Es fühlte sich langsam wie ein Teil von ihr an und sie spür­te die Bewegung im Inneren. Was immer es auch war, was sich darin bewegte, es hatte sich scheinbar an ihren Atem ange­passt. Wenn sie anfing schneller zu atmen, fuhr das Ding auch schneller im Kreis herum.
„Pass gut darauf auf. Wir werden es noch brauchen“, sagte Sky.
„Natürlich. Nox sagte, es hält mich am Leben.“
„Das tut es. Das tut es…“
 
Am späten Abend saß Bo gähnend auf ihrem Bett. Doch sie kämpfte mit aller Kraft gegen den Schlaf an und beobachtete fasziniert einen riesigen Walhai. Ihr war nicht klar gewesen, dass diese Tiere so groß werden konnten! Auf Bildern sahen sie komplett anders aus. Müde folgte ihr Blick einer Gruppe kleiner Fische direkt vor ihrem Fenster. Sky schlief schon. Je­denfalls sah es so aus. Seine undurchsichtige Brille lag auf dem Tisch. Bo war überrascht gewesen, als sie erfahren hatte, was sich dahinter befand. Statt seinen Augäpfeln trug er schwarze Kugeln in den Höhlen, die sich als Implantate ent­puppt hatten. Das Gewebe um seine Augen herum sah fürch­terlich vernarbt aus. Wenn er seine Augen schloss, ging es noch. Sobald er sie öffnete, wirkten sie richtig bedrohlich. Als Bo gefragt hatte, was mit seinen Augen passiert war, hatte er nur knapp geantwortet: „Herausgerissen.“ Sie hatte über sei­nen Scherz gelacht und nicht weiter nachgefragt.

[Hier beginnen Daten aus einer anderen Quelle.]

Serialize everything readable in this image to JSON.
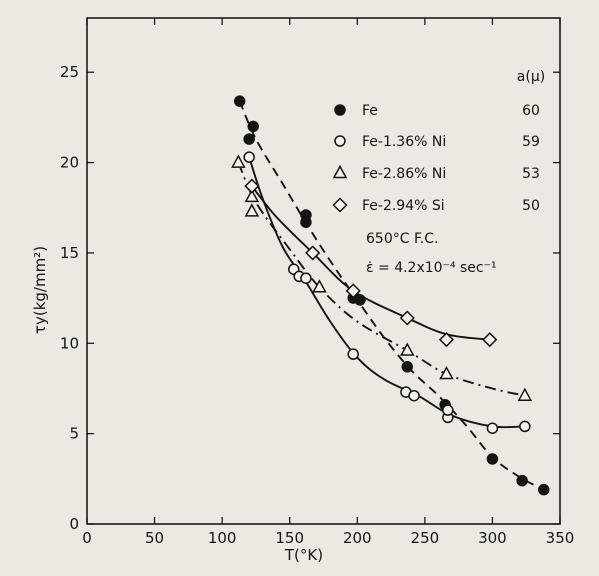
{
  "chart_data": {
    "type": "scatter",
    "title": "",
    "xlabel": "T(°K)",
    "ylabel": "τy(kg/mm²)",
    "xlim": [
      0,
      350
    ],
    "ylim": [
      0,
      28
    ],
    "xticks": [
      0,
      50,
      100,
      150,
      200,
      250,
      300,
      350
    ],
    "yticks": [
      0,
      5,
      10,
      15,
      20,
      25
    ],
    "grid": false,
    "legend_position": "top-right",
    "legend_header": "a(μ)",
    "conditions": [
      "650°C  F.C.",
      "ε̇ = 4.2x10⁻⁴ sec⁻¹"
    ],
    "series": [
      {
        "name": "Fe",
        "grain_size": "60",
        "marker": "filled-circle",
        "line": "dashed",
        "points": [
          [
            113,
            23.4
          ],
          [
            120,
            21.3
          ],
          [
            123,
            22.0
          ],
          [
            162,
            16.7
          ],
          [
            162,
            17.1
          ],
          [
            197,
            12.5
          ],
          [
            202,
            12.4
          ],
          [
            237,
            8.7
          ],
          [
            265,
            6.6
          ],
          [
            300,
            3.6
          ],
          [
            322,
            2.4
          ],
          [
            338,
            1.9
          ]
        ],
        "curve": [
          [
            113,
            23.4
          ],
          [
            125,
            21.3
          ],
          [
            145,
            18.8
          ],
          [
            165,
            16.3
          ],
          [
            185,
            14.0
          ],
          [
            200,
            12.4
          ],
          [
            220,
            10.3
          ],
          [
            240,
            8.5
          ],
          [
            260,
            7.1
          ],
          [
            280,
            5.5
          ],
          [
            300,
            3.7
          ],
          [
            320,
            2.6
          ],
          [
            338,
            1.9
          ]
        ]
      },
      {
        "name": "Fe-1.36% Ni",
        "grain_size": "59",
        "marker": "open-circle",
        "line": "solid",
        "points": [
          [
            120,
            20.3
          ],
          [
            153,
            14.1
          ],
          [
            157,
            13.7
          ],
          [
            162,
            13.6
          ],
          [
            197,
            9.4
          ],
          [
            236,
            7.3
          ],
          [
            242,
            7.1
          ],
          [
            267,
            5.9
          ],
          [
            267,
            6.3
          ],
          [
            300,
            5.3
          ],
          [
            324,
            5.4
          ]
        ],
        "curve": [
          [
            120,
            20.3
          ],
          [
            130,
            18.0
          ],
          [
            145,
            15.3
          ],
          [
            162,
            13.4
          ],
          [
            180,
            11.2
          ],
          [
            200,
            9.2
          ],
          [
            220,
            8.0
          ],
          [
            245,
            7.1
          ],
          [
            270,
            6.0
          ],
          [
            300,
            5.4
          ],
          [
            324,
            5.4
          ]
        ]
      },
      {
        "name": "Fe-2.86% Ni",
        "grain_size": "53",
        "marker": "open-triangle",
        "line": "dash-dot",
        "points": [
          [
            112,
            20.0
          ],
          [
            122,
            18.1
          ],
          [
            122,
            17.3
          ],
          [
            172,
            13.1
          ],
          [
            237,
            9.6
          ],
          [
            266,
            8.3
          ],
          [
            324,
            7.1
          ]
        ],
        "curve": [
          [
            112,
            20.0
          ],
          [
            125,
            17.8
          ],
          [
            150,
            15.2
          ],
          [
            172,
            13.1
          ],
          [
            200,
            11.2
          ],
          [
            237,
            9.6
          ],
          [
            266,
            8.3
          ],
          [
            300,
            7.5
          ],
          [
            324,
            7.1
          ]
        ]
      },
      {
        "name": "Fe-2.94% Si",
        "grain_size": "50",
        "marker": "open-diamond",
        "line": "solid",
        "points": [
          [
            122,
            18.7
          ],
          [
            167,
            15.0
          ],
          [
            197,
            12.9
          ],
          [
            237,
            11.4
          ],
          [
            266,
            10.2
          ],
          [
            298,
            10.2
          ]
        ],
        "curve": [
          [
            122,
            18.7
          ],
          [
            140,
            17.0
          ],
          [
            167,
            15.0
          ],
          [
            197,
            12.9
          ],
          [
            237,
            11.4
          ],
          [
            266,
            10.5
          ],
          [
            298,
            10.2
          ]
        ]
      }
    ]
  }
}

„Ich vermisse dich so“, flüsterte Bo leise in die Dunkelheit. Sie wollte es gar nicht laut sagen. Aber Sky rührte sich ohne­hin nicht. Der Fischschwarm vor dem Fenster löste sich kurz auf, um sich dann wieder zusammen zu finden. Ich darf nicht traurig sein, dachte Bo und zwang ihren Mund zu einem Grin­sen. Es sah bestimmt grässlich aus, sie musste das üben. Sie musste jetzt immer fröhlich sein, Sam hatte das gesagt. Immer lachen.